Excesso de suco pode levar a anemia e malnutrição (com excesso de açúcares e falta de outros nutrientes, como proteínas, carboidratos e vitaminas). Nessa situação imagine aquele bebê que se adapta perfeitamente ao suco, e acaba ficando “preguiçoso” para mastigar e comer outro alimento sólido, substituindo suco pelas refeições do dia. Nesse caso, o bebê pode ter dificuldade de ganhar peso, e ter falta de vários nutrientes importantes.

O excesso de suco pode danificar o esmalte do dente, levando a cárie dentária, principalmente quando oferecida na mamadeira.

2 - Não dar açúcar ou alimentos com açúcar antes dos 2 anos de idade.

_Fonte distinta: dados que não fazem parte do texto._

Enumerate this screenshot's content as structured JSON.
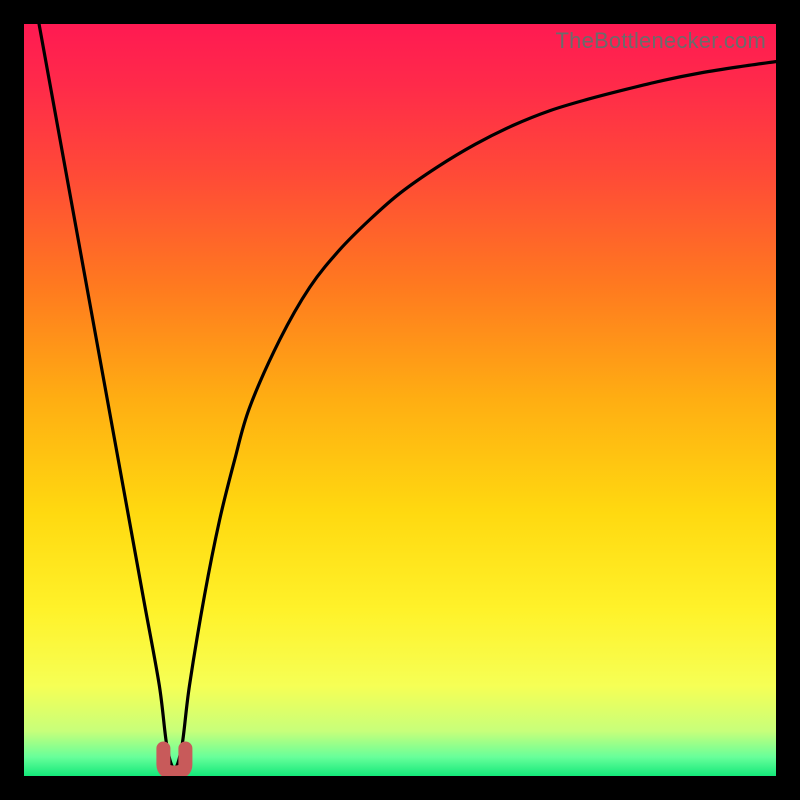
{
  "watermark": "TheBottlenecker.com",
  "colors": {
    "frame": "#000000",
    "curve": "#000000",
    "marker": "#c85a5a",
    "gradient_stops": [
      {
        "offset": 0.0,
        "color": "#ff1a52"
      },
      {
        "offset": 0.08,
        "color": "#ff2a4a"
      },
      {
        "offset": 0.2,
        "color": "#ff4a37"
      },
      {
        "offset": 0.35,
        "color": "#ff7a1f"
      },
      {
        "offset": 0.5,
        "color": "#ffae12"
      },
      {
        "offset": 0.65,
        "color": "#ffd910"
      },
      {
        "offset": 0.78,
        "color": "#fff22a"
      },
      {
        "offset": 0.88,
        "color": "#f6ff55"
      },
      {
        "offset": 0.94,
        "color": "#c8ff7a"
      },
      {
        "offset": 0.975,
        "color": "#67ff9a"
      },
      {
        "offset": 1.0,
        "color": "#14e87a"
      }
    ]
  },
  "chart_data": {
    "type": "line",
    "title": "",
    "xlabel": "",
    "ylabel": "",
    "xlim": [
      0,
      100
    ],
    "ylim": [
      0,
      100
    ],
    "x": [
      2,
      4,
      6,
      8,
      10,
      12,
      14,
      16,
      18,
      19,
      20,
      21,
      22,
      24,
      26,
      28,
      30,
      34,
      38,
      42,
      46,
      50,
      55,
      60,
      65,
      70,
      75,
      80,
      85,
      90,
      95,
      100
    ],
    "series": [
      {
        "name": "bottleneck-curve",
        "values": [
          100,
          89,
          78,
          67,
          56,
          45,
          34,
          23,
          12,
          4,
          1,
          4,
          12,
          24,
          34,
          42,
          49,
          58,
          65,
          70,
          74,
          77.5,
          81,
          84,
          86.5,
          88.5,
          90,
          91.3,
          92.5,
          93.5,
          94.3,
          95
        ]
      }
    ],
    "annotations": [
      {
        "name": "min-marker",
        "x": 20,
        "y": 1
      }
    ],
    "legend": false,
    "grid": false
  }
}
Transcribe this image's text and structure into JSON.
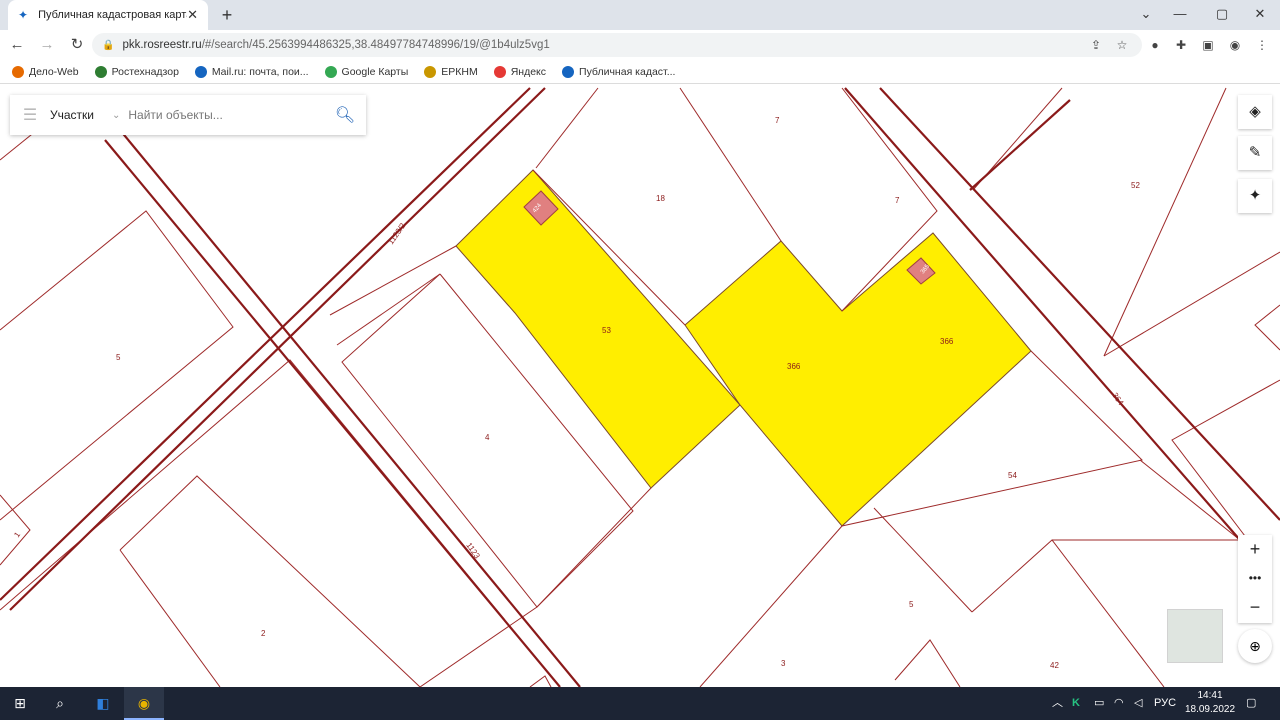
{
  "browser": {
    "tab_title": "Публичная кадастровая карта",
    "url": "pkk.rosreestr.ru",
    "url_path": "/#/search/45.2563994486325,38.48497784748996/19/@1b4ulz5vg1"
  },
  "bookmarks": [
    {
      "label": "Дело-Web",
      "color": "#e66a00"
    },
    {
      "label": "Ростехнадзор",
      "color": "#2e7d32"
    },
    {
      "label": "Mail.ru: почта, пои...",
      "color": "#1565c0"
    },
    {
      "label": "Google Карты",
      "color": "#34a853"
    },
    {
      "label": "ЕРКНМ",
      "color": "#c99700"
    },
    {
      "label": "Яндекс",
      "color": "#e53935"
    },
    {
      "label": "Публичная кадаст...",
      "color": "#1565c0"
    }
  ],
  "search": {
    "category": "Участки",
    "placeholder": "Найти объекты..."
  },
  "map": {
    "parcel_labels": [
      "7",
      "18",
      "7",
      "52",
      "1123/2",
      "5",
      "53",
      "366",
      "366",
      "4",
      "364",
      "54",
      "2",
      "5",
      "3",
      "42",
      "1",
      "1123"
    ],
    "building_labels": [
      "424",
      "365"
    ],
    "colors": {
      "selected": "#ffee00",
      "boundary": "#9e2a2a",
      "building": "#e08080"
    }
  },
  "taskbar": {
    "lang": "РУС",
    "time": "14:41",
    "date": "18.09.2022"
  }
}
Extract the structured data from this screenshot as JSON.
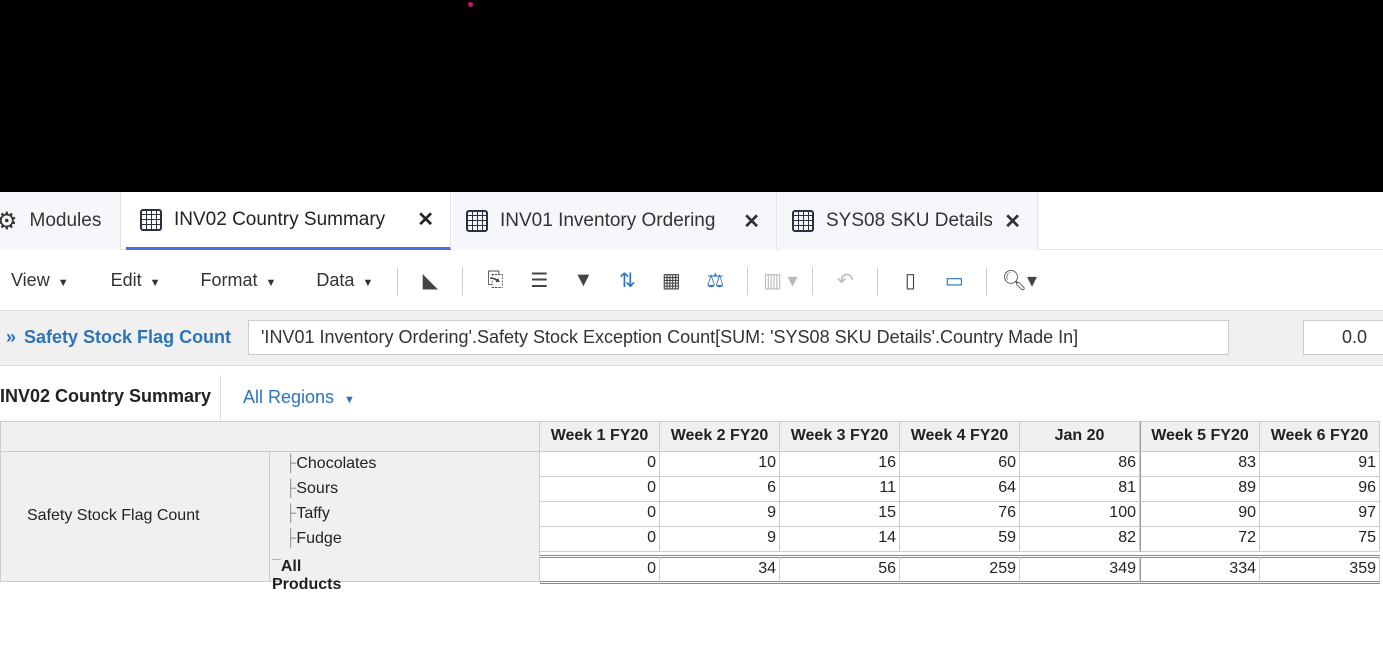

Nos dois primeiros anos de vida, frutas e bebidas não devem ser adoçadas com nenhum tipo de açúcar: branco, mascavo, cristal, demerara, açúcar de coco, xarope de milho, mel, melado ou rapadura. Também não devem ser oferecidas preparações que tenham açúcar como ingrediente, como bolos, biscoitos, doces, geléias. 
O consumo precoce de açúcar aumenta a chance de ganho de peso excessivo na infância e consequentemente o desenvolvimento de obesidade na fase adulta. Além disso o açúcar pode provocar placa bacteriana nos dentes e cárie. Como a criança já tem preferência pelo sabor doce desde o nascimento, se ela for acostumada com preparações açucaradas, poderá ter dificuldades em aceitar vegetais, legumes e outros alimentos saudáveis. Essa é a recomendação do Ministério da Saúde (2019) através do Guia Alimentar para Crianças Menores de 2 anos, disponibilizado gratuitamente na internet.

3 - Não dar Leite de vaca integral (LVI) antes de 1 ano. Nem em preparações. Inúmeros são os fatores:

  • LVI associado ao aparecimento da anemia ferropriva (anemia por deficiência de ferro). Além do baixo teor, o ferro do leite de vaca não é bem absorvido pelo organismo de lactente. Outro fator agravante que contribui o aumento do risco de deficiência de ferro e anemia no 1º ano de vida é o fato de que o consumo de leite de vaca está associado à perda de sangue pelas fezes de uma maneira despercebida pelas mães e cuidadores. Tal evento cessa após a criança completar 1 ano, idade esta em que o trato gastrointestinal já está mais desenvolvido.
  • A ingestão de LVI antes de ano, tem sido relacionado a uma predisposição ao aparecimento da alergia a proteína do leite de vaca, uma condição que afeta de 0,4% a 7,5% das crianças de 0 a 2 ano de idade. Além disso, a exposição precoce da criança ao LVI aumenta o risco não somente de reações adversas a este leite, como também de alergias a outros alimentos.
  • Risco de desenvolver uma sobrecarga renal. Apesar das funções metabólicas e excretoras do lactente normal acima de 6 meses de idade estarem mais maduras e, na maioria das vezes, suportarem bem essa sobrecarga, a margem de segurança continua sendo maior quando o alimento é o leite materno ou algum fórmula modificada.
  • Risco de deficiência de cobre, zinco, vitamina A, C, E e ácido fólico e gorduras essenciais (ômega 3 e ômega 6) principalmente quando se utiliza o LVI muito diluído, prática geralmente observada. A deficiência de algumas vitaminas pode ser ainda agravada pelo processamento térmico do leite.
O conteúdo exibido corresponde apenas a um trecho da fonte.